Hello,
I've been trying to write this spider for weeks but without success. What is the best way for me to code this in Python:
1) Initial url: http://www.whitecase.com/Attorneys/List.aspx?LastName=A
2) from initial url pick up these urls with this regex:
hxs.select('//td[@class="altRow"][1]/a/@href').re('/.a\w+')

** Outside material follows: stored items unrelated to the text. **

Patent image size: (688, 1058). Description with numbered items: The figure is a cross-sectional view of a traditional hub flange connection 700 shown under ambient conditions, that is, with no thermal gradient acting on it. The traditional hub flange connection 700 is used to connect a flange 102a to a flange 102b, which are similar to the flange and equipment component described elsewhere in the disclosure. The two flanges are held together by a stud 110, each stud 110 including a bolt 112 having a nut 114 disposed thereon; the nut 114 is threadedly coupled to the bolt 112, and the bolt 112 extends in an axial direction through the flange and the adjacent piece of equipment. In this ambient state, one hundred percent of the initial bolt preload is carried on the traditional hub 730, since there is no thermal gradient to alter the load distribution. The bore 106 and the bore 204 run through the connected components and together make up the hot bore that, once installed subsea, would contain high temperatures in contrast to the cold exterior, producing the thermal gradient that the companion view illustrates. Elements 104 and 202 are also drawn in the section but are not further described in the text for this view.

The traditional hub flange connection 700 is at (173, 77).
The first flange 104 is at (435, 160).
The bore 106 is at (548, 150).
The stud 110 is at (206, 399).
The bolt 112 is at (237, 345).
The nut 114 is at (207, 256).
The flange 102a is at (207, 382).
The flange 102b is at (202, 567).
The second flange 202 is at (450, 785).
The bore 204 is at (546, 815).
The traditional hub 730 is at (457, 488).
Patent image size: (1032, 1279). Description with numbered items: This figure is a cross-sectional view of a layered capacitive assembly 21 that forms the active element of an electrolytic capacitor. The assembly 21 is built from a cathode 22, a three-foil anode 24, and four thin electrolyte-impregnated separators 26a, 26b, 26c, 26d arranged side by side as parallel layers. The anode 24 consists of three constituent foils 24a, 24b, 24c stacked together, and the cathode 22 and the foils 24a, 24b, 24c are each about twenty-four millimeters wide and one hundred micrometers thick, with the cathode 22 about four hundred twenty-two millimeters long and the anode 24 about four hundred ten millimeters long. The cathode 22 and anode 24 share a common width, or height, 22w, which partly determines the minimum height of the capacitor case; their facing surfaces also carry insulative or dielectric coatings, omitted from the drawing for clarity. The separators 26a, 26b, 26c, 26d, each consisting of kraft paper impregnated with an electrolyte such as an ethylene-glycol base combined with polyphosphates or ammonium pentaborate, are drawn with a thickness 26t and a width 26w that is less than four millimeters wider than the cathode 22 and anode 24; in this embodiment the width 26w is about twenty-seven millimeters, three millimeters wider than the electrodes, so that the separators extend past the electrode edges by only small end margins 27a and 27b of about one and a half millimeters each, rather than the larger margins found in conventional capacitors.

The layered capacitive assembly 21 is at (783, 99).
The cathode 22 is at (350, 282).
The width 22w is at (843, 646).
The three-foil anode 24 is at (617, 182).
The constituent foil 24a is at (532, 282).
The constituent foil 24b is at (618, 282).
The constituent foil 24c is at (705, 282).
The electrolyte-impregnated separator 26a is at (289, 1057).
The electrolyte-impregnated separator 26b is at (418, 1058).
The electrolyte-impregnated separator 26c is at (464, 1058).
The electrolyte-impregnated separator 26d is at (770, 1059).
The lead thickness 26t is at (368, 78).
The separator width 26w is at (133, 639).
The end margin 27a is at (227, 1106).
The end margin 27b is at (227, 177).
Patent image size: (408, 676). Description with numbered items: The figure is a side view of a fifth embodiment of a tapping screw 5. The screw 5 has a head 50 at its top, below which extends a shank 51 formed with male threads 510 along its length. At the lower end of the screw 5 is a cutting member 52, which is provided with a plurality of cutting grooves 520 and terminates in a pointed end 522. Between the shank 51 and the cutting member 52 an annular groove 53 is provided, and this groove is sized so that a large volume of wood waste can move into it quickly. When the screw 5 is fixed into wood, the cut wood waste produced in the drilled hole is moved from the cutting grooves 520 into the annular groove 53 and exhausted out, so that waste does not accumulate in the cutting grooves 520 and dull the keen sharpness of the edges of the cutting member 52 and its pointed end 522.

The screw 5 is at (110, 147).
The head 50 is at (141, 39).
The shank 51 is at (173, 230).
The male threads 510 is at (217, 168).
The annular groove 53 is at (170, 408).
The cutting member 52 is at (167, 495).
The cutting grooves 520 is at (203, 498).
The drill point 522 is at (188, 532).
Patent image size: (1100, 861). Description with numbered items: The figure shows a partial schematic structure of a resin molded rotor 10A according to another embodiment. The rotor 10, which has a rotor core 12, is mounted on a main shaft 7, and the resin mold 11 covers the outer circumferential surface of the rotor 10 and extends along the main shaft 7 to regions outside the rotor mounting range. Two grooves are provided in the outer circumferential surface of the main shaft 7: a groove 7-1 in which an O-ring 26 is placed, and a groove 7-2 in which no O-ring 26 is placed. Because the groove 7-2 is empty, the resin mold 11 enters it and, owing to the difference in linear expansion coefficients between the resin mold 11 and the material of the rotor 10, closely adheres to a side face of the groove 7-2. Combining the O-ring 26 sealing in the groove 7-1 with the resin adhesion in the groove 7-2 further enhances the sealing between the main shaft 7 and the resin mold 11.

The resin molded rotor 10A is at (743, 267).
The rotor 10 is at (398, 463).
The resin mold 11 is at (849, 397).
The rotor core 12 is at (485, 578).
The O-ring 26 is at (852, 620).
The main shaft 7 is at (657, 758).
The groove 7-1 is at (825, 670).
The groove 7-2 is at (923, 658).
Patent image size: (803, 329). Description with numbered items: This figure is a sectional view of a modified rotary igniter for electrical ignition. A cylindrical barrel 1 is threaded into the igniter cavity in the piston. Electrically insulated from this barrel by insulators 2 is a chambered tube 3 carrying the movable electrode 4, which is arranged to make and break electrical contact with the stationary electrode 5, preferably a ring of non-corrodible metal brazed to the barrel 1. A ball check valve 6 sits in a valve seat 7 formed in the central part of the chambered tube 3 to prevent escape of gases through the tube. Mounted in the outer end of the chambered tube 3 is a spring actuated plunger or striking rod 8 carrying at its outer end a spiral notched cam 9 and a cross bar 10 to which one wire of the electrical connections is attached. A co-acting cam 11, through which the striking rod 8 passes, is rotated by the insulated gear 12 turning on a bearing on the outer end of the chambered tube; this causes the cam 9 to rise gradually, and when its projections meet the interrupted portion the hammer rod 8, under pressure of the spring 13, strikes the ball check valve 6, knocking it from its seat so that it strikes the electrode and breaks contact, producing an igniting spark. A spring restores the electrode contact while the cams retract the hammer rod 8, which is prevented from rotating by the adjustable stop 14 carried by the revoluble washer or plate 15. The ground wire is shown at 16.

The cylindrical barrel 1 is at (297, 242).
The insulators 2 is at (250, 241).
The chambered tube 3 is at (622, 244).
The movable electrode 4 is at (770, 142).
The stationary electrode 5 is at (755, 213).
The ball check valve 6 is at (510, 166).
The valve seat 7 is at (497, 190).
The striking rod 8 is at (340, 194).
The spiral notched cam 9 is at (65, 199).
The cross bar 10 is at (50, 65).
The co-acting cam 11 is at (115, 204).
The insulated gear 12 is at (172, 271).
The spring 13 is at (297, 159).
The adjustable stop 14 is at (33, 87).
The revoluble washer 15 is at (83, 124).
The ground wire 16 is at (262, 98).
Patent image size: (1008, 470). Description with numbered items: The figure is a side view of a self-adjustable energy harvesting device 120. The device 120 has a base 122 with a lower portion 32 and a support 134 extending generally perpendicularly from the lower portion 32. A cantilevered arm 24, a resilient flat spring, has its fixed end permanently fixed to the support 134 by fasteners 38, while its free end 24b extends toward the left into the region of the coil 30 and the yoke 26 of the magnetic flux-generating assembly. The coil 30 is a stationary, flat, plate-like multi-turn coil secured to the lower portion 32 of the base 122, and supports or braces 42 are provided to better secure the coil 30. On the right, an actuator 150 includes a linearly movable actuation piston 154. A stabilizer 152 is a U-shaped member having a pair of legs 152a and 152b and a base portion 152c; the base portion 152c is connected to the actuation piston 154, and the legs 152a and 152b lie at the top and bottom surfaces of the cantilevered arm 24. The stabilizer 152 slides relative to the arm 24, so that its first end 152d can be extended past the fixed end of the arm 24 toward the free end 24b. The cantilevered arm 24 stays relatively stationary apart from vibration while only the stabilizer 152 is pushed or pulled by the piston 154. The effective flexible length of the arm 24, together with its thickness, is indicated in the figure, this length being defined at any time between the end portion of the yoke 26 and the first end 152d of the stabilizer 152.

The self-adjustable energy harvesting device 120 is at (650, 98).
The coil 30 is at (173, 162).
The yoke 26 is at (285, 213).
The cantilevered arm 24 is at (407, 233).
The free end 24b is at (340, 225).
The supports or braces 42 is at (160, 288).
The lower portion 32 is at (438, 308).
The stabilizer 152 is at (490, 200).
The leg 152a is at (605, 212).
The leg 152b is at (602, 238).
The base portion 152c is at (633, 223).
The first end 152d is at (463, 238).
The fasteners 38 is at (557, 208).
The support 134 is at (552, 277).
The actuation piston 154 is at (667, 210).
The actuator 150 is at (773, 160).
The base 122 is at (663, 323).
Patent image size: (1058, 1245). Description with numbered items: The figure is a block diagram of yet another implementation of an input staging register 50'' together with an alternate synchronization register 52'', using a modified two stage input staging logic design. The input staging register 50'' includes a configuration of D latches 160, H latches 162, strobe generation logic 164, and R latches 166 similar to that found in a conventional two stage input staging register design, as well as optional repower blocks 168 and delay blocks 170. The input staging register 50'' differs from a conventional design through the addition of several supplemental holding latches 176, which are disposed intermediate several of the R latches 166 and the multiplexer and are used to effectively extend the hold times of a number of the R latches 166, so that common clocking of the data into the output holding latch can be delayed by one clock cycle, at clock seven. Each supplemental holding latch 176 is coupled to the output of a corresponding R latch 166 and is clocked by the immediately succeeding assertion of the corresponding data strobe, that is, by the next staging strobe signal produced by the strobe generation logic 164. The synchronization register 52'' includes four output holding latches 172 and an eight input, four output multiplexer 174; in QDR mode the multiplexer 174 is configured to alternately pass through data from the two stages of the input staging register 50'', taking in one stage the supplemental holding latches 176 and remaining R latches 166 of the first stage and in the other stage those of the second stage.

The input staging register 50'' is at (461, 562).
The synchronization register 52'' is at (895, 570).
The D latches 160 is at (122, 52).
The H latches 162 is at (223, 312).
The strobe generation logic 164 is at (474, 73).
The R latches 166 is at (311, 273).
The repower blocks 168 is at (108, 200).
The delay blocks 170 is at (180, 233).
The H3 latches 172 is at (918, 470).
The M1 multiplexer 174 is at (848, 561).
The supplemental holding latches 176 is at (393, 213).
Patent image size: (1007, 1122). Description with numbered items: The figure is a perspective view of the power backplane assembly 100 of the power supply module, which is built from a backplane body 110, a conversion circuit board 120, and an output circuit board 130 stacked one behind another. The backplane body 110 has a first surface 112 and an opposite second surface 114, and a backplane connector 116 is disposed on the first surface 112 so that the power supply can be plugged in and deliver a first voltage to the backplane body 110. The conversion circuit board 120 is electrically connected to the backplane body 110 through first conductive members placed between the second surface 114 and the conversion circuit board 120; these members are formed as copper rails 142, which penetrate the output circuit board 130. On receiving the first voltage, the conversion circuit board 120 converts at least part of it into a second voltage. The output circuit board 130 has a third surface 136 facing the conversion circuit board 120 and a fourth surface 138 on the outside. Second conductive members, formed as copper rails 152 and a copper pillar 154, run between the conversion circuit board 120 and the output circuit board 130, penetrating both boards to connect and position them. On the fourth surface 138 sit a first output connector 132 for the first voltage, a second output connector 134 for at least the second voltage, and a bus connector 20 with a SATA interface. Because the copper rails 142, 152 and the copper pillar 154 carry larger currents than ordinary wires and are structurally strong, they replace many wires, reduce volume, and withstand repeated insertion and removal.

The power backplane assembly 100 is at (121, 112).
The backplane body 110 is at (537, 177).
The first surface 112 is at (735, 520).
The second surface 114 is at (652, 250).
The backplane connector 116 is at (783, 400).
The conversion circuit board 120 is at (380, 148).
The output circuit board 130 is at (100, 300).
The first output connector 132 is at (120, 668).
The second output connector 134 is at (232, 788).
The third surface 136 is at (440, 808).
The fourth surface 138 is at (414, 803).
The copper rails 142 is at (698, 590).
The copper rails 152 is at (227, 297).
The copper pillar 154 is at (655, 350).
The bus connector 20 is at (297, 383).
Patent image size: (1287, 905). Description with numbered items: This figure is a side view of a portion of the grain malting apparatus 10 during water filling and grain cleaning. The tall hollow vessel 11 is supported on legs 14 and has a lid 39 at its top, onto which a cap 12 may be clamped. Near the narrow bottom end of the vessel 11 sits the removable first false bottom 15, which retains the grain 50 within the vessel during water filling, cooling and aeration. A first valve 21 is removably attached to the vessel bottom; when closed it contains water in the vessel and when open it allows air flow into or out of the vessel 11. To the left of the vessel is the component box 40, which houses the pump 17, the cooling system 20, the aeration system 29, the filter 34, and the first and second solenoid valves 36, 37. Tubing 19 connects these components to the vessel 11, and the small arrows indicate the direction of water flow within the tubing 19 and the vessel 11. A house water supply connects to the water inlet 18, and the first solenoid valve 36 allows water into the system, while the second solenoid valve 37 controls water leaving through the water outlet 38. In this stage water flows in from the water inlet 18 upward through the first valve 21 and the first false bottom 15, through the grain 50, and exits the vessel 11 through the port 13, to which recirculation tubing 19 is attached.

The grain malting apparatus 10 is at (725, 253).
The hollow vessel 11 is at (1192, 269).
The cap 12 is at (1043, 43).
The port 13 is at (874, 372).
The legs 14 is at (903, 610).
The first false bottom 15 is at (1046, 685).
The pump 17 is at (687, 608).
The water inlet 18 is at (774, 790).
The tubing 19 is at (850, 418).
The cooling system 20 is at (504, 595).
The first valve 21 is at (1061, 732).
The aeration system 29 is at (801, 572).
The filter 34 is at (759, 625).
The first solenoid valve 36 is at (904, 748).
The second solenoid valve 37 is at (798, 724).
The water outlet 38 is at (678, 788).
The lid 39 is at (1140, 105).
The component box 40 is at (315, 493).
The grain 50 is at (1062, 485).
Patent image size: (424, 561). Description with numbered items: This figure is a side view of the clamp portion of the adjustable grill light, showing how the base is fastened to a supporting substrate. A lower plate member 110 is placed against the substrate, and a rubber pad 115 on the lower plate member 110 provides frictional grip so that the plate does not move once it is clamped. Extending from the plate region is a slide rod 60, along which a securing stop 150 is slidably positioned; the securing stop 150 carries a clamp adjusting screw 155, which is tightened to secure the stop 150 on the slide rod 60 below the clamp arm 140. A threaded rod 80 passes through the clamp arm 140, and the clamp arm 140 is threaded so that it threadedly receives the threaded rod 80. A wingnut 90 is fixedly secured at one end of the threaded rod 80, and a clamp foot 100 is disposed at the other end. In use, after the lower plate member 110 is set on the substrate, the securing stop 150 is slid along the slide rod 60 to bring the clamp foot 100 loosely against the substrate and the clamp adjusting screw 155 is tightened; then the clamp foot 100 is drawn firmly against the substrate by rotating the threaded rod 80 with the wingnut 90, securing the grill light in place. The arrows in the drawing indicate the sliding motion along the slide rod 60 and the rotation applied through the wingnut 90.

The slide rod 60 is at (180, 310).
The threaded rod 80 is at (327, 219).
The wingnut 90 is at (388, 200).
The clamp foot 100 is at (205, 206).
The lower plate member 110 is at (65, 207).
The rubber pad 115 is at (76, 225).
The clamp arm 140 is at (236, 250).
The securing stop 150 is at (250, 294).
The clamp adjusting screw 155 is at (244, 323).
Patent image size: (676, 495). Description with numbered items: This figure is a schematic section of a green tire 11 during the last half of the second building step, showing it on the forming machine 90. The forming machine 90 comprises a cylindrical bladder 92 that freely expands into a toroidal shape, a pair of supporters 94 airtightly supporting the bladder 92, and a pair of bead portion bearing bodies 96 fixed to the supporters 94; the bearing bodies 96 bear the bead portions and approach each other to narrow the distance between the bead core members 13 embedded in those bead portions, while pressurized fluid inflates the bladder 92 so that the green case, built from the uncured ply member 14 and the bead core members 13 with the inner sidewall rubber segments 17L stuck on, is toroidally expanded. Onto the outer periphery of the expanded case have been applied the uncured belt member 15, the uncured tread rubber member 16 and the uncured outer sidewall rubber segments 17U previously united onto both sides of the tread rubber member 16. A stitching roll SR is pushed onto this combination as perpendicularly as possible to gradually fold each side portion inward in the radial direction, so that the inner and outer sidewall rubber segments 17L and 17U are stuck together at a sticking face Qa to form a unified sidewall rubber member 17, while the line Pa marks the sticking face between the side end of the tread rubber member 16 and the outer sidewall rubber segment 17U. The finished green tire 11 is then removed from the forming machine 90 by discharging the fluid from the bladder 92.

[u'/cabel', u'/jacevedo', u'/jacuna', u'/aadler', u'/zahmedani', u'/tairisto', u
/zalbert', u'/salberts', u'/aaleksandrova', u'/malhadeff', u'/nalivojvodic', u'
....
3) Go to each of these urls and scrape the school info with this regex
hxs.select('//td[@class="mainColumnTDa"]').re('(?<=(JD,\s))(.*?)(\d+)'
[u'JD, ', u'University of Florida Levin College of Law, <em>magna cum laude</em>
, Order of the Coif, Symposium Editor, Florida Law Review, Awards for highest
grades in Comparative Constitutional History, Legal Drafting, Real Property and
Sales, ', u'2007']
4) Write the scraped school info into schools.csv file
Can you help me write this spider in Python? I've been trying to write it in Scrapy but without success. See my previous question.
Thank you.